Fair-skinned brunettes can often successfully pull off changes to their hair color, and with the right salon and faithful touch-ups they can deceive others for years. Not so for those of us whose olive skin tone mercilessly betrays our not-so-Nordic heritage; brighter hair colors look fake on us, so we have to work with what we have. Fortunately for you, I’ve got a ton of tips and tricks for getting all the attention you need so you don’t weep yourself to sleep so vigorously that your pillow is still damp with the salt of your brunette tears when you wake up alone in an apartment that will never be nice enough to compensate for your lack of natural beauty.

Let’s get started!

Pop the Eyes

Blue, green and gray eyes are always fetching, but we brown-eyed girls can compete easily with a little help from bright colors.

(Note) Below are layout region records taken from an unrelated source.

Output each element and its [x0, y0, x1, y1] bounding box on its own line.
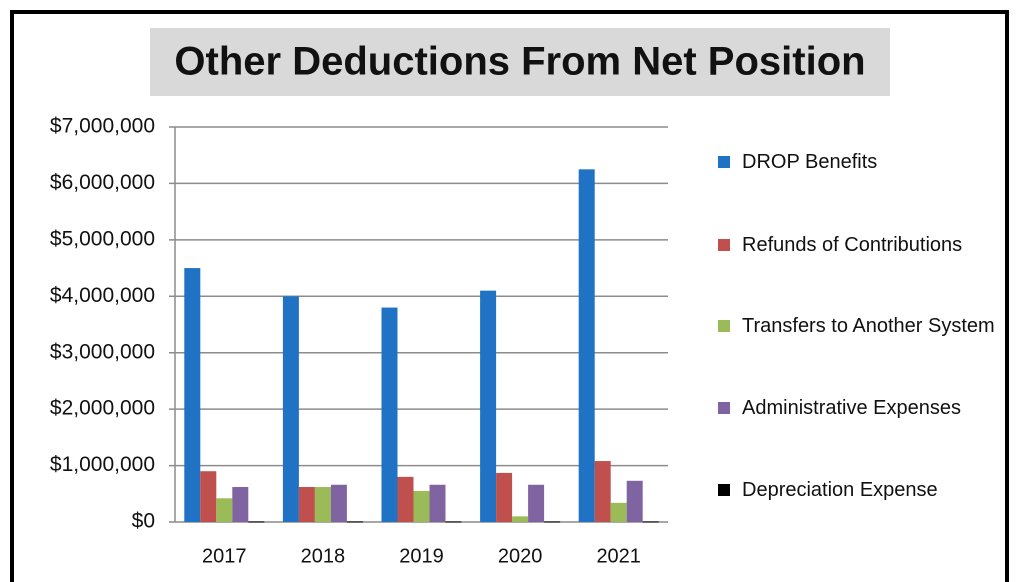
legend-label: Depreciation Expense	[742, 479, 938, 501]
bar	[298, 487, 315, 522]
bar	[496, 472, 513, 522]
bar	[594, 461, 611, 522]
legend-swatch	[718, 402, 730, 414]
legend-item: Transfers to Another System	[718, 310, 1004, 342]
legend-item: Administrative Expenses	[718, 392, 1004, 424]
legend-label: Administrative Expenses	[742, 397, 961, 419]
y-tick-label: $5,000,000	[50, 227, 155, 250]
x-tick-label: 2018	[301, 545, 346, 567]
title-box	[150, 28, 890, 96]
legend-swatch	[718, 156, 730, 168]
legend-label: DROP Benefits	[742, 151, 878, 173]
frame	[10, 10, 1009, 582]
y-tick-label: $0	[132, 510, 155, 533]
bar	[544, 521, 561, 523]
bar	[528, 484, 545, 522]
bar	[314, 487, 331, 522]
bar	[445, 521, 462, 523]
legend-item: DROP Benefits	[718, 146, 1004, 178]
bar	[610, 502, 627, 522]
bar	[397, 476, 414, 522]
x-tick-label: 2021	[596, 545, 641, 567]
legend-item: Depreciation Expense	[718, 474, 1004, 506]
bar	[346, 521, 363, 523]
bar	[480, 290, 497, 522]
bar	[200, 471, 217, 522]
legend-swatch	[718, 320, 730, 332]
x-tick-label: 2020	[498, 545, 543, 567]
bar	[184, 268, 201, 522]
bar	[578, 169, 595, 523]
x-tick-label: 2017	[202, 545, 247, 567]
bar	[413, 490, 430, 522]
legend-label: Refunds of Contributions	[742, 234, 963, 256]
bar	[248, 521, 265, 523]
bar	[381, 307, 398, 522]
x-tick-label: 2019	[399, 545, 444, 567]
bar	[626, 480, 643, 522]
legend-swatch	[718, 239, 730, 251]
y-tick-label: $4,000,000	[50, 284, 155, 307]
y-tick-label: $1,000,000	[50, 453, 155, 476]
chart-title: Other Deductions From Net Position	[174, 40, 865, 84]
bar	[282, 296, 299, 522]
y-tick-label: $7,000,000	[50, 115, 155, 138]
bar	[512, 516, 529, 522]
y-tick-label: $3,000,000	[50, 340, 155, 363]
legend-item: Refunds of Contributions	[718, 229, 1004, 261]
bar	[429, 484, 446, 522]
bar	[216, 498, 233, 522]
bar	[642, 521, 659, 523]
y-tick-label: $6,000,000	[50, 171, 155, 194]
legend-swatch	[718, 484, 730, 496]
bar	[330, 484, 347, 522]
y-tick-label: $2,000,000	[50, 397, 155, 420]
bar	[232, 487, 249, 522]
legend-label: Transfers to Another System	[742, 315, 995, 337]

Sparkly purple eye shadow is an attractive, timeless choice. To make it last all night, try to blink as rarely as you can without alarming anyone.

Dramatic Lips 

Blondes are known for having more “fun,” but full, glossy red lips can send the same signal. I prep my lips by lightly sanding them until they’re raw, then dabbing on a scrumptious berry shade. A stroke of thick, clear gloss completes that “I just got done doing something naughty in the bathroom of this club” look.

Cleavage

Next time you’re dressing for a big night on the town, try amping up your assets for extra attention – if you don’t own the right undergarments, remember that you’re never too old for a DIY Wonderbra. Ziploc baggies full of cheap Chardonnay give me just the right amount of lift.

When All Else Fails . . .

Stay home with your cat and Fifty Shades of Grey. Remember, you have brown hair. Nobody’s expecting much more.